I initially thought that it was absurd and told them that I would make my own decisions. Probably, somewhere in the depth of my brains, I had a feeling that there probably was a lot of truth in what my parents said. I decided to do my own research and what I found was quiet enlightening. Teen spending in the US, which includes products bought by and for teens, was $260 Billion industry in 2014. We spend 21% of this money on clothing and a whopping 18% on food (outside the house).

Our spending percentage is substantially higher for clothing, entertainment, food and personal care when compared to adults. For example, if an adult spends 4% of their income on clothing, we spend 30% of our income. If adults spend 2% of their income on food, we spend 26% of our income on food. Most of the food money is spent in Starbucks, Chipotle, etc.

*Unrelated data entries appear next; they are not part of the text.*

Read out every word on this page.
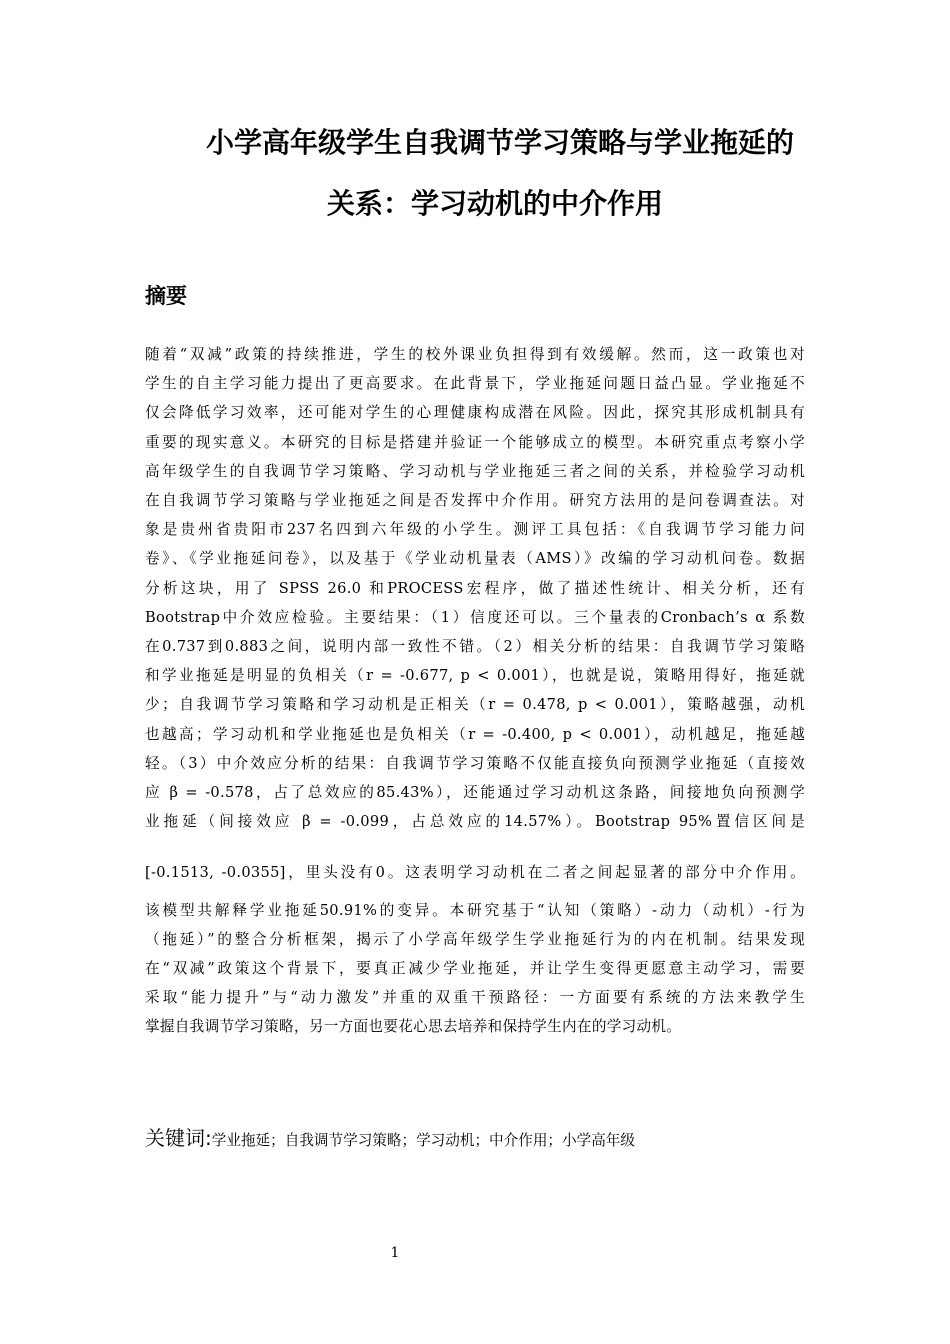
小学高年级学生自我调节学习策略与学业拖延的
关系：学习动机的中介作用
摘要

随着“双减”政策的持续推进，学生的校外课业负担得到有效缓解。然而，这一政策也对

学生的自主学习能力提出了更高要求。在此背景下，学业拖延问题日益凸显。学业拖延不

仅会降低学习效率，还可能对学生的心理健康构成潜在风险。因此，探究其形成机制具有

重要的现实意义。本研究的目标是搭建并验证一个能够成立的模型。本研究重点考察小学

高年级学生的自我调节学习策略、学习动机与学业拖延三者之间的关系，并检验学习动机

在自我调节学习策略与学业拖延之间是否发挥中介作用。研究方法用的是问卷调查法。对

象是贵州省贵阳市237名四到六年级的小学生。测评工具包括：《自我调节学习能力问

卷》、《学业拖延问卷》，以及基于《学业动机量表（AMS）》改编的学习动机问卷。数据

分析这块，用了 SPSS 26.0 和PROCESS宏程序，做了描述性统计、相关分析，还有

Bootstrap中介效应检验。主要结果：（1）信度还可以。三个量表的Cronbach’s α 系数

在0.737到0.883之间，说明内部一致性不错。（2）相关分析的结果：自我调节学习策略

和学业拖延是明显的负相关（r = -0.677, p < 0.001），也就是说，策略用得好，拖延就

少；自我调节学习策略和学习动机是正相关（r = 0.478, p < 0.001），策略越强，动机

也越高；学习动机和学业拖延也是负相关（r = -0.400, p < 0.001），动机越足，拖延越

轻。（3）中介效应分析的结果：自我调节学习策略不仅能直接负向预测学业拖延（直接效

应 β = -0.578，占了总效应的85.43%），还能通过学习动机这条路，间接地负向预测学

业拖延（间接效应 β = -0.099，占总效应的14.57%）。Bootstrap 95%置信区间是

[-0.1513, -0.0355]，里头没有0。这表明学习动机在二者之间起显著的部分中介作用。

该模型共解释学业拖延50.91%的变异。本研究基于“认知（策略）-动力（动机）-行为

（拖延）”的整合分析框架，揭示了小学高年级学生学业拖延行为的内在机制。结果发现

在“双减”政策这个背景下，要真正减少学业拖延，并让学生变得更愿意主动学习，需要

采取“能力提升”与“动力激发”并重的双重干预路径：一方面要有系统的方法来教学生

掌握自我调节学习策略，另一方面也要花心思去培养和保持学生内在的学习动机。

关键词:学业拖延；自我调节学习策略；学习动机；中介作用；小学高年级
1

and not in grocery stores. Out of curiosity, I started looking up for more information about how many of us save and for what purpose. Teenagers are less ambitious about saving for a car and more interested in spending money on electronics that will help connect with their friends virtually. Most of us save money, however more to buy something else – like electronics or the designer clothing. Probably only 20% of us are saving for ‘college’, which is the largest expense as a teen. Most of us believe in our ability to get scholarships and grants to pay for our college, though it is not true.

We do end up borrowing substantial amounts of money. What was even more interesting was the fact that large financial institutions like Piper Jaffrey have been tracking teen spending for years. They look at the brands that are capturing teen interest and the brands that are losing popularity among teens. These decisions are used to make important financial investments that are very successful. In fact, a now 19 year old Rachel Fox who is a known actress and investor, has come up with a stock index called ‘MyGenLoves”.

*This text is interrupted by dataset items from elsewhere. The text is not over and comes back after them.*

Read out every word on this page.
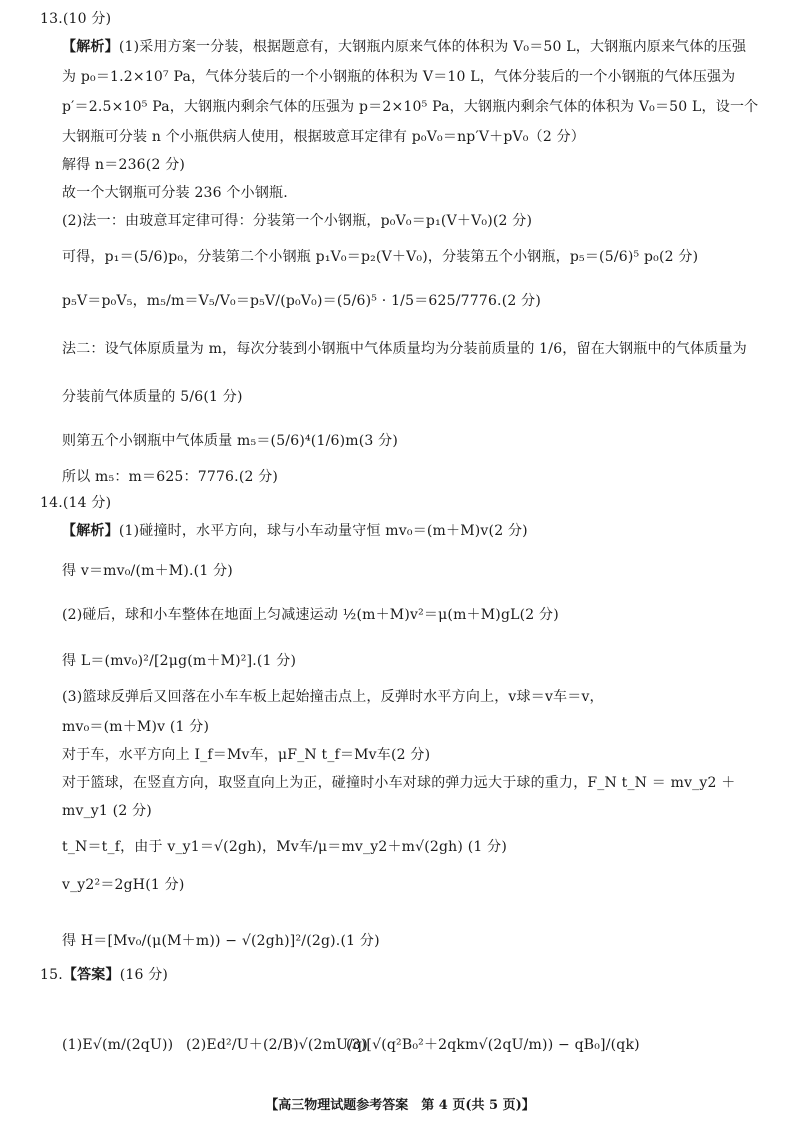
13.(10 分)
【解析】(1)采用方案一分装，根据题意有，大钢瓶内原来气体的体积为 V₀＝50 L，大钢瓶内原来气体的压强
为 p₀＝1.2×10⁷ Pa，气体分装后的一个小钢瓶的体积为 V＝10 L，气体分装后的一个小钢瓶的气体压强为
p′＝2.5×10⁵ Pa，大钢瓶内剩余气体的压强为 p＝2×10⁵ Pa，大钢瓶内剩余气体的体积为 V₀＝50 L，设一个
大钢瓶可分装 n 个小瓶供病人使用，根据玻意耳定律有 p₀V₀＝np′V＋pV₀（2 分）
解得 n＝236(2 分)
故一个大钢瓶可分装 236 个小钢瓶.
(2)法一：由玻意耳定律可得：分装第一个小钢瓶，p₀V₀＝p₁(V＋V₀)(2 分)
可得，p₁＝(5/6)p₀，分装第二个小钢瓶 p₁V₀＝p₂(V＋V₀)，分装第五个小钢瓶，p₅＝(5/6)⁵ p₀(2 分)
p₅V＝p₀V₅，m₅/m＝V₅/V₀＝p₅V/(p₀V₀)＝(5/6)⁵ · 1/5＝625/7776.(2 分)
法二：设气体原质量为 m，每次分装到小钢瓶中气体质量均为分装前质量的 1/6，留在大钢瓶中的气体质量为
分装前气体质量的 5/6(1 分)
则第五个小钢瓶中气体质量 m₅＝(5/6)⁴(1/6)m(3 分)
所以 m₅：m＝625：7776.(2 分)
14.(14 分)
【解析】(1)碰撞时，水平方向，球与小车动量守恒 mv₀＝(m＋M)v(2 分)
得 v＝mv₀/(m＋M).(1 分)
(2)碰后，球和小车整体在地面上匀减速运动 ½(m＋M)v²＝μ(m＋M)gL(2 分)
得 L＝(mv₀)²/[2μg(m＋M)²].(1 分)
(3)篮球反弹后又回落在小车车板上起始撞击点上，反弹时水平方向上，v球＝v车＝v，
mv₀＝(m＋M)v (1 分)
对于车，水平方向上 I_f＝Mv车，μF_N t_f＝Mv车(2 分)
对于篮球，在竖直方向，取竖直向上为正，碰撞时小车对球的弹力远大于球的重力，F_N t_N ＝ mv_y2 ＋
mv_y1 (2 分)
t_N＝t_f，由于 v_y1＝√(2gh)，Mv车/μ＝mv_y2＋m√(2gh) (1 分)
v_y2²＝2gH(1 分)
得 H＝[Mv₀/(μ(M＋m)) − √(2gh)]²/(2g).(1 分)
15.【答案】(16 分)
(1)E√(m/(2qU)) (2)Ed²/U＋(2/B)√(2mU/q)
(3)[√(q²B₀²＋2qkm√(2qU/m)) − qB₀]/(qk)
【高三物理试题参考答案　第 4 页(共 5 页)】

It now has 21 stocks of products that we teenagers drink, eat, wear, have or would love to have. This index has done better than S 500 index by close to 10%. This includes things that I would love – Pandora, Netflix, Chipotle, Facebook and Apple. This made me think of how our spending habits are making someone else so successful. This little research has helped me understand and respect money. It also gave me an insight to the teen spending power and the impact it has on our economy. There is no doubt that we are great consumers.

Unfortunately, we do not save enough. Our knowledge of money management just in the last 7-10 years is on a decline. Though we like to know more, fewer of us have bank accounts. We do not shop for the best deal and we buy what we want irrespective of the price. Our generation will be paying more money for college tuition than our parents and the rate of increase in the cost is more substantial.

Most of all, our parents are the greatest role models for teaching us to save money, so I should listen to them. Probably, you should too.